Contact tracing is an essential tool to mitigate the impact of a pandemic, such as the COVID-19 pandemic. In order to achieve efficient and scalable contact tracing in real time, digital devices can play an important role. While a lot of attention has been paid to analyzing the privacy and ethical risks of the associated mobile applications, so far much less research has been devoted to optimizing their performance and assessing their impact on the mitigation of the epidemic. We develop Bayesian inference methods to estimate the risk that an individual is infected. This inference is based on the list of his recent contacts and their own risk levels, as well as personal information such as results of tests or presence of syndromes. We propose to use probabilistic risk estimation to optimize testing and quarantining strategies for the control of an epidemic.

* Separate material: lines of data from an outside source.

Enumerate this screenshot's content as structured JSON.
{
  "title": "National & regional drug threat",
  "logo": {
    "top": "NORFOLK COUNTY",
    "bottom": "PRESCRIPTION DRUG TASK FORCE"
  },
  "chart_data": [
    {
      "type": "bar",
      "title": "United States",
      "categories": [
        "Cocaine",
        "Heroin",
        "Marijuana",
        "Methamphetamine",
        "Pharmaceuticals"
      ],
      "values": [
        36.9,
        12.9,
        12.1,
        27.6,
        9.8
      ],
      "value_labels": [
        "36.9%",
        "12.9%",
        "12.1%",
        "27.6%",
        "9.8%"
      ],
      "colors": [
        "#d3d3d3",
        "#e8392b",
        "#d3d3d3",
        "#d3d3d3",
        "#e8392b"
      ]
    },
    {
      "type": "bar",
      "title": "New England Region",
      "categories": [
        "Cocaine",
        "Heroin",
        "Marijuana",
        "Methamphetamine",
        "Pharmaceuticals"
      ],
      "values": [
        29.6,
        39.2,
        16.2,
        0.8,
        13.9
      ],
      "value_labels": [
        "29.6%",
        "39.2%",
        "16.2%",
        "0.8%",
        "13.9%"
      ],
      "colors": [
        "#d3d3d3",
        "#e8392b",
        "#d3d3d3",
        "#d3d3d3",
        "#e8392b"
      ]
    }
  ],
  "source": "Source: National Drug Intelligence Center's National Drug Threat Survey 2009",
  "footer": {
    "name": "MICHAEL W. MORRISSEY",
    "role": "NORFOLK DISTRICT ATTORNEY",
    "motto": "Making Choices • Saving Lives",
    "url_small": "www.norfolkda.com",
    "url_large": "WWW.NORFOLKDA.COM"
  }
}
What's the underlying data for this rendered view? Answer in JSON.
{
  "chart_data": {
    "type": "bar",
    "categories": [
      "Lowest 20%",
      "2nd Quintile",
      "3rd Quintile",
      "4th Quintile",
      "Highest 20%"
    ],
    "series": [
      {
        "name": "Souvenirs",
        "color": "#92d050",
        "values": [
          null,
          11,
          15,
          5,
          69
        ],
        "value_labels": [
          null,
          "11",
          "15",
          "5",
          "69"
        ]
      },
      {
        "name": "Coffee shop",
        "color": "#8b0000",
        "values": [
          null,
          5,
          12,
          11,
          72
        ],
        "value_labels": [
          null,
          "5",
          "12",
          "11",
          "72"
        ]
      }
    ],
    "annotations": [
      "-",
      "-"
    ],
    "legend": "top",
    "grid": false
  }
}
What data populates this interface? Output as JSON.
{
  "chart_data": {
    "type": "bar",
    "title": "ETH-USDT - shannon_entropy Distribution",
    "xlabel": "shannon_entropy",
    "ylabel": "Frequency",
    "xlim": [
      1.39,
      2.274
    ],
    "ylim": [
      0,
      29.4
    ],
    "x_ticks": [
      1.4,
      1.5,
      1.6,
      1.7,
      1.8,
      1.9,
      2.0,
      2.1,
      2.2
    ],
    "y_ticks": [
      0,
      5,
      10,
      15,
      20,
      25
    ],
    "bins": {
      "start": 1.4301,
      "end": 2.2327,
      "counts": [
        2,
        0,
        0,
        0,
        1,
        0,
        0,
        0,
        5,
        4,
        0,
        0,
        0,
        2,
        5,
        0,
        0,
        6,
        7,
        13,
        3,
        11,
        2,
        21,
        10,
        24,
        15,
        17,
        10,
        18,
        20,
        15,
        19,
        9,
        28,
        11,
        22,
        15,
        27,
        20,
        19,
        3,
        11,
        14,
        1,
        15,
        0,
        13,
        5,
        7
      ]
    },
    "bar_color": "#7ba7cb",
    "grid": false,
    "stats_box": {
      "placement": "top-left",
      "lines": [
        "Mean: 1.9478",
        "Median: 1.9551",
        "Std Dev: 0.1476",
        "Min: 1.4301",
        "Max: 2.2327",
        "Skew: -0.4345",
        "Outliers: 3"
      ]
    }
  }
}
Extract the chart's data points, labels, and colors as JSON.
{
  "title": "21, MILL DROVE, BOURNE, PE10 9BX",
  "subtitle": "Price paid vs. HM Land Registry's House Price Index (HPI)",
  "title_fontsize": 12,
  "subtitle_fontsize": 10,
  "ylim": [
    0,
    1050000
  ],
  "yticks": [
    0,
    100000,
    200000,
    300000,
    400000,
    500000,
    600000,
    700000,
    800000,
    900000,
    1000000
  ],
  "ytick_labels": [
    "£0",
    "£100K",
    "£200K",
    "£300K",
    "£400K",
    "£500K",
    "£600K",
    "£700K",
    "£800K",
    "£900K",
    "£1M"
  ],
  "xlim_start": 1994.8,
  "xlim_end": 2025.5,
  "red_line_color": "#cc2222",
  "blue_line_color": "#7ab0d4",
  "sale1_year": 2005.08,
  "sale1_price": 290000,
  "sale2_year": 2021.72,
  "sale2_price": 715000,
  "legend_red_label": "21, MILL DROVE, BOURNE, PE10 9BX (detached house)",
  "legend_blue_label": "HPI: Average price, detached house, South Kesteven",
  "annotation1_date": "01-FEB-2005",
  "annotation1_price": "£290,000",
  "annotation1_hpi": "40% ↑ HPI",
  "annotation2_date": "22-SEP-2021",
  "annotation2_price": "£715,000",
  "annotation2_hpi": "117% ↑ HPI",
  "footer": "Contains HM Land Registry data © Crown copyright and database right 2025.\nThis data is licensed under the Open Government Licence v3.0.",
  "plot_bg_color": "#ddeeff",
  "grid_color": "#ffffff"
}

Our results show that in some range of epidemic spreading (typically when the manual tracing of all contacts of infected people becomes practically impossible but before the fraction of infected people reaches the scale where a lockdown becomes unavoidable), this inference of individuals at risk could be an efficient way to mitigate the epidemic. Our approaches translate into fully distributed algorithms that only require communication between individuals who have recently been in contact. Such communication may be encrypted and anonymized, and thus, it is compatible with privacy-preserving standards. We conclude that probabilistic risk estimation is capable of enhancing the performance of digital contact tracing and should be considered in the mobile applications.